Вагон неспешно бьёт поклоны дороге по обе стороны, и в открытое окно, вместе с ветром, доносятся странные хриплые вздохи птицы, так похожие на человеческие. Они тревожат, превращая томное укачивание в нестерпимую муку.
Рыхлый гриф неба разбит фонарными столбами на лады. Струны проводов провисли. Расстроена гитара пути – расстроен и я.
Ветер
Ветер гадал на лепестках вишни, желал знать, что с ним будет. Чтобы не тревожиться, не метаться понапрасну, не мечтать впустую. Если не теперь, то когда-нибудь, потом. Набрав горсть мелких монет листочков, кинул их в воду, прошептав: «На удачу…» Не имея своей воли, нежно тронувши ладонь влаги, лепестки, улеглись покойно, в ожидании решения своей судьбы: сомнут ли, помилосердствуют, как знать. Простоял напрасно ветер до вечера и ушёл расстроенным дальше, отирая со щёк дождь.
Всё вокруг изменчиво, а он – безлик. У всего есть характер и цвет, не меняется лишь он один. – так думал ветер, и некому было разубедить его.

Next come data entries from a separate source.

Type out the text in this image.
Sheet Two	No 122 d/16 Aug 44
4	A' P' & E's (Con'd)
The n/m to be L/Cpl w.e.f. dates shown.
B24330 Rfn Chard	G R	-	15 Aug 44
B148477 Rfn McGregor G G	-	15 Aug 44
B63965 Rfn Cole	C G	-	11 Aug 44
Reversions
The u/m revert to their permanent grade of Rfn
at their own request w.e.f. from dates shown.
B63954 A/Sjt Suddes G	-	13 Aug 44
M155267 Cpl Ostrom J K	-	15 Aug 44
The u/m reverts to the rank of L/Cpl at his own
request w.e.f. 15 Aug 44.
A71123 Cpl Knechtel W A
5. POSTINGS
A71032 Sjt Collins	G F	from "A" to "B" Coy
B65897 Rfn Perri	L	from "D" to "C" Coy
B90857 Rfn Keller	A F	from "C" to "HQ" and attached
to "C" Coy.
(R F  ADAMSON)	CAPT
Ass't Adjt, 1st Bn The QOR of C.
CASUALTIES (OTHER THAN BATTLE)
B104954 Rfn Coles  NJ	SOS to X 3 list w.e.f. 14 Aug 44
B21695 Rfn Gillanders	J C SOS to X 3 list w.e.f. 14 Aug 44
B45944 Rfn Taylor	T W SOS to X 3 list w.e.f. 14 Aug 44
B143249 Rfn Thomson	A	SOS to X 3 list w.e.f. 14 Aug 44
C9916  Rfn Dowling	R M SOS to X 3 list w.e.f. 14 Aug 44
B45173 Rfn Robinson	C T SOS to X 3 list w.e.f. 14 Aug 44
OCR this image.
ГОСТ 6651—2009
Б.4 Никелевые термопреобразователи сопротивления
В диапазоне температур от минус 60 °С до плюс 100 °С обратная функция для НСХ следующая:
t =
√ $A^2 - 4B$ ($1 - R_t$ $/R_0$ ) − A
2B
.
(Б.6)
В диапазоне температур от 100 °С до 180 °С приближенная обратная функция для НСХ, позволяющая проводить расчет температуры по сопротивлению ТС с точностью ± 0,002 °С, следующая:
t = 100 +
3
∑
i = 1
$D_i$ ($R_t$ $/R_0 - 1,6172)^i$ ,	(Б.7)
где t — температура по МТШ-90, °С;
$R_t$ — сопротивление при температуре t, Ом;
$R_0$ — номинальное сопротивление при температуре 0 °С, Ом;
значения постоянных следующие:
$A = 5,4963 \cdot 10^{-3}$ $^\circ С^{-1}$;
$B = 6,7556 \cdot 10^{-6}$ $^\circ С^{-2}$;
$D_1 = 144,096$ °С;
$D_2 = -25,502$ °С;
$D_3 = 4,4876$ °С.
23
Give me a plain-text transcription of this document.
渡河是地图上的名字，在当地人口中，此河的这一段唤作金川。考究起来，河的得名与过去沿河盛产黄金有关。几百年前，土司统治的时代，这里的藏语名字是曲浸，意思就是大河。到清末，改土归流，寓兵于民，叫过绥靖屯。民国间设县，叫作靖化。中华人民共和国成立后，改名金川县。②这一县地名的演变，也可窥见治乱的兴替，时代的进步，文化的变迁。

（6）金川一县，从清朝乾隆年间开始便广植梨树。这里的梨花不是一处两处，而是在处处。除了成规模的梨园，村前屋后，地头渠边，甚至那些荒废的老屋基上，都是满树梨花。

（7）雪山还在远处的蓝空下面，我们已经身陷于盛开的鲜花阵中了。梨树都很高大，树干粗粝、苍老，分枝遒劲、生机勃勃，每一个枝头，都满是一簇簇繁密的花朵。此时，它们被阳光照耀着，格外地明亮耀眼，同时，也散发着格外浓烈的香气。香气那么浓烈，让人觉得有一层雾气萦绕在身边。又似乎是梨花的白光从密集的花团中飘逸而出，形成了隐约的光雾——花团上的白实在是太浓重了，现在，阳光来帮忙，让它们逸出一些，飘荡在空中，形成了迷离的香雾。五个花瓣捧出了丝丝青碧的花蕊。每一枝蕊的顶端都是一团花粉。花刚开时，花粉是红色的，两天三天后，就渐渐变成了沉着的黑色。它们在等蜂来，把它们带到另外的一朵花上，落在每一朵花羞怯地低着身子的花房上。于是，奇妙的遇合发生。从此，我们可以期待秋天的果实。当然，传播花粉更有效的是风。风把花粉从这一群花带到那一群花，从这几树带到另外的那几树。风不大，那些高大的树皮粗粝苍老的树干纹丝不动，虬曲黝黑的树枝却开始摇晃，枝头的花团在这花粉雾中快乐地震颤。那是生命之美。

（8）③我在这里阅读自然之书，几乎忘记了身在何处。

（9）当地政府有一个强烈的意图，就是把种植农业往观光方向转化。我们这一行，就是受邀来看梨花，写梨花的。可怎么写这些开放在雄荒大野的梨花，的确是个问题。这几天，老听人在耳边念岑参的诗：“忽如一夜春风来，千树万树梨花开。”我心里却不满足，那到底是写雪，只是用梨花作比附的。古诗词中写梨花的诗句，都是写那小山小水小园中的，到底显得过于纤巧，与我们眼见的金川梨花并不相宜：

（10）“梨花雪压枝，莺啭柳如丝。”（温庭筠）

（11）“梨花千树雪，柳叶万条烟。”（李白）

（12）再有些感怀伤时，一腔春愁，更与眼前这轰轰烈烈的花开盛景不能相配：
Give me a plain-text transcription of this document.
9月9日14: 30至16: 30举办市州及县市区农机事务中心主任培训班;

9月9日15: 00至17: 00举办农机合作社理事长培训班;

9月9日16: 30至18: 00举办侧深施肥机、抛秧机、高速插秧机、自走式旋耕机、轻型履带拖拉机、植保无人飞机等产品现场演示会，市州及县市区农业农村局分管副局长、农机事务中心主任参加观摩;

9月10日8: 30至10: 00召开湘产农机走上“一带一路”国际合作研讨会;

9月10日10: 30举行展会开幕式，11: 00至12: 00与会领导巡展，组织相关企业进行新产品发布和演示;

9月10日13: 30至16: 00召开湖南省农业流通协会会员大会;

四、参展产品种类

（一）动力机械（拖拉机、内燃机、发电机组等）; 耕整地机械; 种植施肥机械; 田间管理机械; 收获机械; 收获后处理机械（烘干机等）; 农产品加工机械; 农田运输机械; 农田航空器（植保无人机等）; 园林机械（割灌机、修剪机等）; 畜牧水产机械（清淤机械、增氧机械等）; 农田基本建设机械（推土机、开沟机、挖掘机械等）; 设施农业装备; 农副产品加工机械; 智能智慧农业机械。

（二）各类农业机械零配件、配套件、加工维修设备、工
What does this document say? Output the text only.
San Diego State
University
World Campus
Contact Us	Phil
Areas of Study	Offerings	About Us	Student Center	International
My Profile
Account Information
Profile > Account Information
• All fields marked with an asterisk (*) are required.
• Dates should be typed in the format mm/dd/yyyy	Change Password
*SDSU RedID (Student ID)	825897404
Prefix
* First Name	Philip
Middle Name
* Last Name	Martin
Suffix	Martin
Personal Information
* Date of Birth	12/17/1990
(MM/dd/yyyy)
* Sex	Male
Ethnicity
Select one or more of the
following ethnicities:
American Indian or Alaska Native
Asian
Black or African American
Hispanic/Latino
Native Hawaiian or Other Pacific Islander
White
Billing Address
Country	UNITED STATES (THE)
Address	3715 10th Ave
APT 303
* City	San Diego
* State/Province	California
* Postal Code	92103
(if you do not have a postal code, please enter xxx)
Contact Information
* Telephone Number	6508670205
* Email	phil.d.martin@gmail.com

Но кто вплетает в седые косы дождей бутоны, почтовым голубем рассылая любовные письма от цветка к цветку, как не он. Кто, чтобы только доставить радость, подносит ближе к близоруким глазам луны тунику снежной пыли, с заботой о ней, тоскующей участливо долгой зимней ночью. Она ль не ищет взглядов, и сияет понапрасну, по то же тратится на серебро и свечи?! Заботой ветра – всё витает в облаках…
Провожать утомлённых дорогой, позволяя им облокотиться, предоставив спину, – тот ещё труд, а и преградить путь, кому не след[4 - кому не следует], – тоже его печаль. Всё – ветер…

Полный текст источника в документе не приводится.